03/11/2018
le Carnaval de Castiglione, évocation
A l'attention des amis du Festival d'automne de la ruralité, je rediffuse cette note ancienne:
le Carnaval à Castiglione,
(pieve de Ghjuvellina)
"a Caccia amorosa"
"la chasse amoureuse"
Avec les enregistrements faits par l'ami ethnomusicologue Bernardu Pazzoni, des airs de Castiglione, et qui étaient joués au violon lors du carnaval:
www.youtube.com/watch?v=1Q-iGJt5T5E
www.youtube.com/watch?v=DhSxgRInhFI
http://www.dailymotion.com/video/xpj2lx_scurtiscella-di-castiglioni-village-corse-b-pazzoni-violon_music#.UekNTDxOKM8
(photo de C. Goergen)
le village de Castiglione sous ses impressionnantes Aiguilles de Rundinaia et le sommet de a Cima a i Mori (2180 m), construit à flanc de montagne au-dessus du vide: sous le village, des grottes, dont "a rotta di a sabara" dont on on raconte volontiers qu'elle traverse tout le massif - et qui est le paradis des chauves-souris endémiques et des spéléologues aventureux ...
( avec a scuttiscia di Piedigrisgiu et le violon de Bernardu Pazzoni: http://www.youtube.com/watch?v=C4dCN2IASH8
Le Carnaval de Castiglione s'est arrêté avant la seconde guerre. J'ai eu plus d'une fois l'occasion d'en parler avec Monsieur J.B. Cristini, le dernier protagoniste qui y avait participé, jeune garçon - et qui depuis, nous a quittés - il y a tout juste un an, à l'âge vénérable de 94 ans.

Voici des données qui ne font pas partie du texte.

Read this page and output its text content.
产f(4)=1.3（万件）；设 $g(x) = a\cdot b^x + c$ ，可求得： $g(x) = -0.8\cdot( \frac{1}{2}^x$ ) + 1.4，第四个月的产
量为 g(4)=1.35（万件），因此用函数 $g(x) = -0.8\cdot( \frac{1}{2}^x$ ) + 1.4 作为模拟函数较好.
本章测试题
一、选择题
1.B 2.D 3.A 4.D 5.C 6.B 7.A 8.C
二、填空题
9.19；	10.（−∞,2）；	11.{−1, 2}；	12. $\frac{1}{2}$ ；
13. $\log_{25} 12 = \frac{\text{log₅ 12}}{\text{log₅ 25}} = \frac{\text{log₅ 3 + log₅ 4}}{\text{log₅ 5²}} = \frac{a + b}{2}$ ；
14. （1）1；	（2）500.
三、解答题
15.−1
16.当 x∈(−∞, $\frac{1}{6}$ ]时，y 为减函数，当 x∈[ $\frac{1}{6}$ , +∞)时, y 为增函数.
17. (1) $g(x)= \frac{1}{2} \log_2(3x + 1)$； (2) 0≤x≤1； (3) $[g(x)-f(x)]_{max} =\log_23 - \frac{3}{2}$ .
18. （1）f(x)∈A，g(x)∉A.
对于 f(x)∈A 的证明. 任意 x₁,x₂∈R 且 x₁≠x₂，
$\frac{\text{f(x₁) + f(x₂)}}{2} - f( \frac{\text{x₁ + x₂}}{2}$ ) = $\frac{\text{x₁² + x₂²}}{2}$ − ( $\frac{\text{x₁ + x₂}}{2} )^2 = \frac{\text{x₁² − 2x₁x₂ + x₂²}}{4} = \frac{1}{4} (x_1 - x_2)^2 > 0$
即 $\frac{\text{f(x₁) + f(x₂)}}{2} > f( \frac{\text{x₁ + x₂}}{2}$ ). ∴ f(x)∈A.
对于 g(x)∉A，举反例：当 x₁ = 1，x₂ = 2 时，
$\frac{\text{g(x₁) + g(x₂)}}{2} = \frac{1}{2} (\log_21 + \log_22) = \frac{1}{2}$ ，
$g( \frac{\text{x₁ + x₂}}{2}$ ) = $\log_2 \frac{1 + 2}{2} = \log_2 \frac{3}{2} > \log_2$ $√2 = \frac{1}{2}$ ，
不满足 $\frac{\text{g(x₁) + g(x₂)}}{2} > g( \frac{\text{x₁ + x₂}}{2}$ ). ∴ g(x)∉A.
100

Les anciens du village -aujourd'hui disparus, m'ont toujours dit que c'était un évènement qu'on attendait avec impatience chaque année: du dimanche au Mardi-Gras, trois jours d'un vrai carnaval libérateur, exutoire où se vidaient dans la fête et les danses les tensions quotidiennes des uns et des autres, et d'où l'on ressortait avec quelques bleus et quelques bosses mais gonflé d'énergie pour affronter dès le Mercredi des Cendres l'entrée dans le Carême.
Le Carnaval de Castiglione a été décrit en 1975 par Paulu Maestracci, l'ancien instituteur et violoneux de ce village et publié dans le Bulletin de la Société des Sciences Historiques et Naturelles de la Corse en 1981:
"BSSHNC N°674-675.
Courrier des lecteurs , p.137 à 142
SCÊNES VILLAGEOISES D'AUTREFOIS :
CARNAVAL À CASTIGLIONE
PAUL MAESTRACCI
Cette fête de toute la population du village, oubliée depuis une quarantaine d'années, n'a pas sa pareille dans toute la région. Elle est marquée par une très belle attraction qui tire son origine de l'époque lointaine et particulièrement tourmentée ou les Corses eurent à lutter contre les Arabes qui furent appelés chez nous, comme partout où ils essayèrent de s'installer, "les Maures" ( « I Mori », « I Turchi », « I Sarracini » N.D.L.D.).Nos aïeux de Castiglione, qui étaient doués, il faut le reconnaître d'une grande imagination, pensèrent à ces Maures contre lesquels leurs ancêtres avaient si vaillamment combattu pour s'offrir le jour du Mardi Gras un magnifique spectacle.
La fête commence le dimanche précédent, dès le matin. Toute une population s'affaire sur la place de l'église, on range des tables,
des bancs, des chaises on commence déjà à apporter quelques beignets et des bouteilles de vin du terroir. Dés que tout est en place, la jeunesse ouvre le bal. On danse au son du violon des polkas, des mazurkas, des scottish, des valses et l'on exécute aussi une sorte de marche rythmée appelée la "chasse amoureuse". ("a caccia amorosa")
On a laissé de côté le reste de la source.